The answer, obviously, is no. Because there are no rules. There is no right way to evolve, to pace, to experience. Some people have what you might consider a "normal" path, while others all over the place. During your 20s (and all throughout your life, but the 20s is my focus here), you might take three steps forward one year and two steps back the next. You might think you're in a good place by age 26 and have never been so miserable by 28. You could be content at age 29 and decide to go back to school and change your entire career path by 29.5. And you can do that, because there are NO RULES.

Life is not a straight and narrow path. It doesn't all have to be figured out before you're 30. In fact, it shouldn't be. The 20s are your time to be miserable, confused, excited, insane, dumb, surprisingly insightful, fucked up, bored, depressed, elated, hopeful and, most importantly, open to experiencing it all. Have shitty jobs, date awful people, make a fool of yourself more times than you can remember but always keep in mind that nothing that happens in your 20s means it's the end of world. It just means you're going to love turning 30 that much more and have so many stories to tell when you look back on your life. You'll be able to more easily relate to your own children's trials and tribulations while saying things like, "Hey! I survived! And you will, too" and that's something you can't create out of thin air. You have to live it to know it.

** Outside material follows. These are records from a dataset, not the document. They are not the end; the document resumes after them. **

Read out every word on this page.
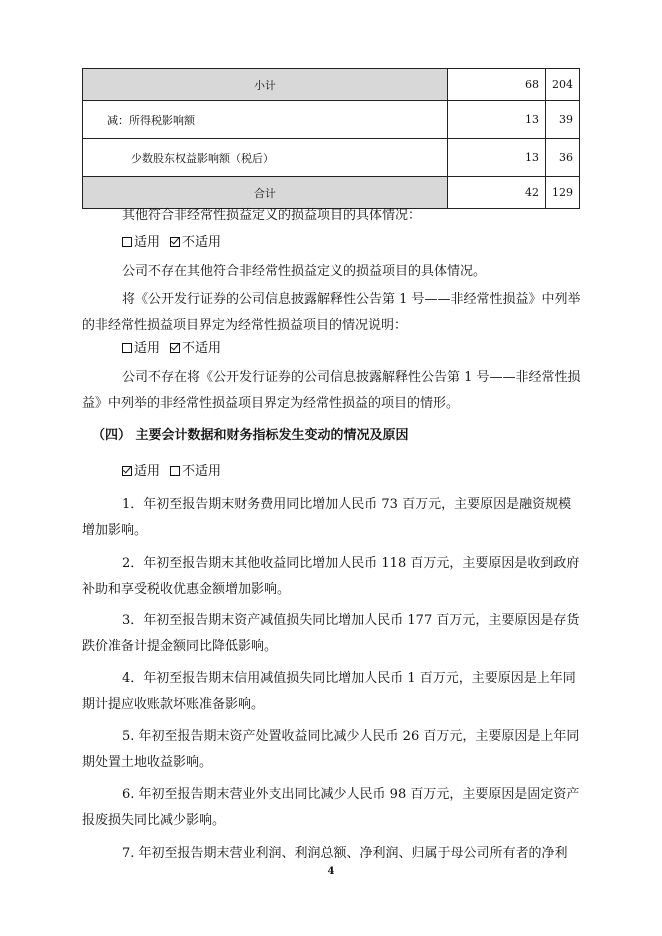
小计	68	204
减：所得税影响额	13	39
少数股东权益影响额（税后）	13	36
合计	42	129

其他符合非经常性损益定义的损益项目的具体情况：

适用 不适用

公司不存在其他符合非经常性损益定义的损益项目的具体情况。

将《公开发行证券的公司信息披露解释性公告第 1 号——非经常性损益》中列举的非经常性损益项目界定为经常性损益项目的情况说明：

适用 不适用

公司不存在将《公开发行证券的公司信息披露解释性公告第 1 号——非经常性损益》中列举的非经常性损益项目界定为经常性损益的项目的情形。

（四） 主要会计数据和财务指标发生变动的情况及原因
适用 不适用

1．年初至报告期末财务费用同比增加人民币 73 百万元，主要原因是融资规模增加影响。

2．年初至报告期末其他收益同比增加人民币 118 百万元，主要原因是收到政府补助和享受税收优惠金额增加影响。

3．年初至报告期末资产减值损失同比增加人民币 177 百万元，主要原因是存货跌价准备计提金额同比降低影响。

4．年初至报告期末信用减值损失同比增加人民币 1 百万元，主要原因是上年同期计提应收账款坏账准备影响。

5. 年初至报告期末资产处置收益同比减少人民币 26 百万元，主要原因是上年同期处置土地收益影响。

6. 年初至报告期末营业外支出同比减少人民币 98 百万元，主要原因是固定资产报废损失同比减少影响。

7. 年初至报告期末营业利润、利润总额、净利润、归属于母公司所有者的净利

4
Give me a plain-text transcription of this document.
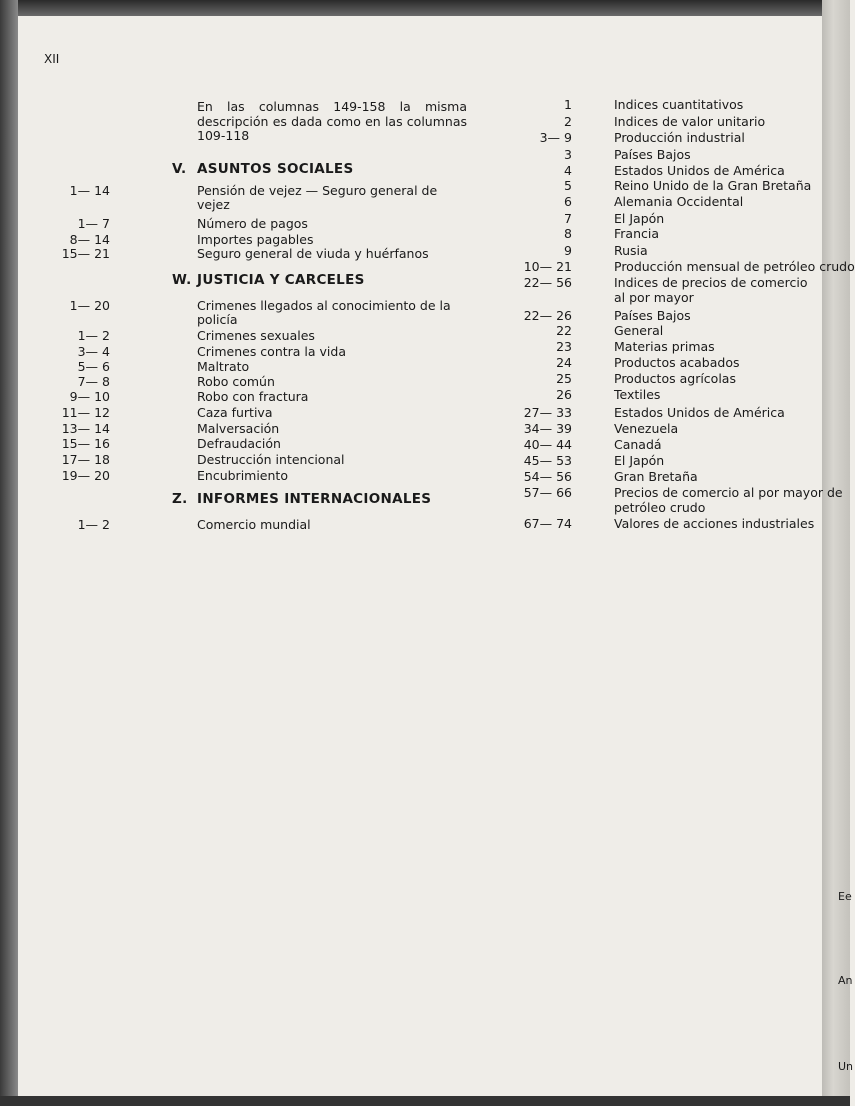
XII
En las columnas 149-158 la misma descripción es dada como en las columnas 109-118
V. ASUNTOS SOCIALES
1— 14	Pensión de vejez — Seguro general de
vejez
1— 7	Número de pagos
8— 14	Importes pagables
15— 21	Seguro general de viuda y huérfanos
W. JUSTICIA Y CARCELES
1— 20	Crimenes llegados al conocimiento de la
policía
1— 2	Crimenes sexuales
3— 4	Crimenes contra la vida
5— 6	Maltrato
7— 8	Robo común
9— 10	Robo con fractura
11— 12	Caza furtiva
13— 14	Malversación
15— 16	Defraudación
17— 18	Destrucción intencional
19— 20	Encubrimiento
Z. INFORMES INTERNACIONALES
1— 2	Comercio mundial
1	Indices cuantitativos
2	Indices de valor unitario
3— 9	Producción industrial
3	Países Bajos
4	Estados Unidos de América
5	Reino Unido de la Gran Bretaña
6	Alemania Occidental
7	El Japón
8	Francia
9	Rusia
10— 21	Producción mensual de petróleo crudo
22— 56	Indices de precios de comercio
al por mayor
22— 26	Países Bajos
22	General
23	Materias primas
24	Productos acabados
25	Productos agrícolas
26	Textiles
27— 33	Estados Unidos de América
34— 39	Venezuela
40— 44	Canadá
45— 53	El Japón
54— 56	Gran Bretaña
57— 66	Precios de comercio al por mayor de
petróleo crudo
67— 74	Valores de acciones industriales
Ee
An
Un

All that said, I would never ever for any reason ever do my 20s over. Not for a second. Not even one year of it. They were what they were when they were happening, and they're over now. I learned so much, experienced so much, and had enough anxiety about it all to talk and write about for a lifetime. Would I do some things differently? Absolutely. But if I did, even in the smallest of ways, maybe I wouldn't be where I am today and that would suck. So I'm glad they panned out as they did, and I'm even more glad to be moving on from them. So long, 20s. You were the worst 10-year long anxiety attack I've ever had, but I love you for it.